Vortrag
- Dienstag, 28. April 2026 19.00 – 20.30 Uhr In meinem Kalender speichern
Antifeminismus in deutschen Burschenschaften
Die elitären Männerbündnisse zeichnen sich durch den Ausschluss von Frauen, Queers, Migrant*innen, Jüd*innen und Andersdenkenden aus. Burschenschaften fungieren auch gegenwärtig als zentrale Instanzen zur Aufrechterhaltung von Männlichkeitsidealen und konservativer Vorstellungen des Geschlechterverhältnisses.
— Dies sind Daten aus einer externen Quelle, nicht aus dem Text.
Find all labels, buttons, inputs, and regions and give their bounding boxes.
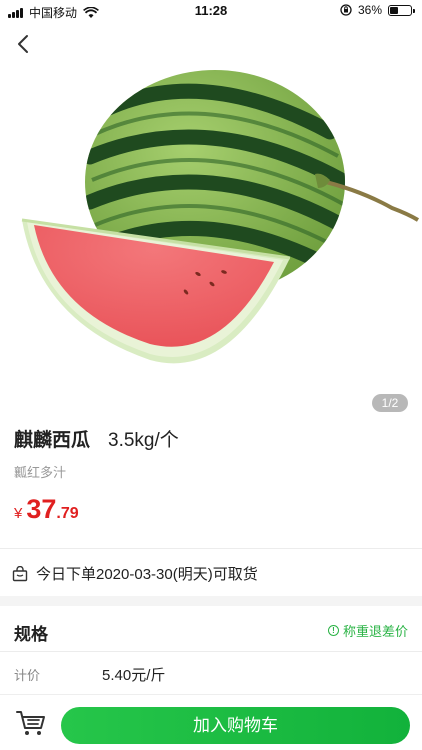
pickup-info: 今日下单2020-03-30(明天)可取货	[12, 563, 258, 584]
divider	[0, 651, 422, 652]
product-name: 麒麟西瓜	[14, 430, 91, 451]
product-weight: 3.5kg/个	[108, 430, 179, 451]
price-decimal: .79	[56, 505, 79, 522]
bottom-action-bar: 加入购物车	[0, 694, 422, 750]
price-integer: 37	[26, 494, 57, 524]
product-title: 麒麟西瓜 3.5kg/个	[14, 425, 179, 452]
product-image[interactable]	[0, 22, 422, 418]
battery-icon	[388, 4, 415, 16]
battery-level	[390, 6, 398, 14]
back-arrow-icon[interactable]	[12, 32, 36, 56]
weight-refund-link[interactable]: ! 称重退差价	[327, 621, 408, 640]
info-circle-icon: !	[327, 625, 339, 636]
product-tagline: 瓤红多汁	[14, 465, 67, 480]
status-right: 36%	[340, 3, 415, 17]
add-to-cart-button[interactable]: 加入购物车	[61, 707, 410, 744]
unit-price-label: 计价	[14, 668, 41, 683]
price-symbol: ¥	[14, 505, 23, 522]
divider	[0, 548, 422, 549]
shop-bag-icon	[12, 565, 28, 581]
status-bar: 中国移动 11:28 36%	[0, 0, 422, 22]
battery-percent: 36%	[357, 3, 382, 17]
image-page-indicator: 1/2	[372, 394, 408, 412]
cart-icon[interactable]	[16, 709, 46, 737]
product-price: ¥ 37 .79	[14, 494, 79, 525]
watermelon-illustration	[21, 70, 420, 364]
weight-refund-label: 称重退差价	[342, 624, 408, 639]
section-gap	[0, 596, 422, 606]
orientation-lock-icon	[340, 4, 352, 16]
unit-price-value: 5.40元/斤	[102, 667, 166, 684]
pickup-text: 今日下单2020-03-30(明天)可取货	[36, 566, 258, 583]
spec-title: 规格	[14, 625, 48, 644]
Grund genug sich die Struktur mal etwas genauer anzuschauen: Burschenschaften sind nationalkonservative Studentenverbindungen, die sich auf die Prinzipien „Freiheit, Einheit, Vaterland” der im Jahr 1815 in Jena gegründeten Urburschenschaft berufen und ausschließlich Männer aufnehmen. Auch heute wirken Burschenschaften als Träger traditioneller Männlichkeitsbilder und konservativer Geschlechtervorstellungen. Historisch wie gegenwärtig reagieren sie auf Emanzipationsbewegungen häufig mit antifeministischen Positionen. Innerhalb dieser Männerbünde gelten Härte, Abgrenzung von modernen gesellschaftlichen Entwicklungen und ein erweitertes, oft deutschnational geprägtes Vaterlandsverständnis als zentrale Werte. In jüngerer Zeit treten Burschenschaften zudem politisch aktiver auf, etwa durch die Beteiligung an rechten Kampagnen und eine zunehmende Nähe zu rechtsextremen Parteien. Wie in den meisten Universitätsstädten gibt es auch in Greifswald Studentenverbindungen und Burschenschaften. In unserem Vortrag wollen wir uns mit Studentenverbindungen, Burschenschaften und einem Ideologie-Element von Burschenschaften genauer anschauen: Dem Antifeminismus.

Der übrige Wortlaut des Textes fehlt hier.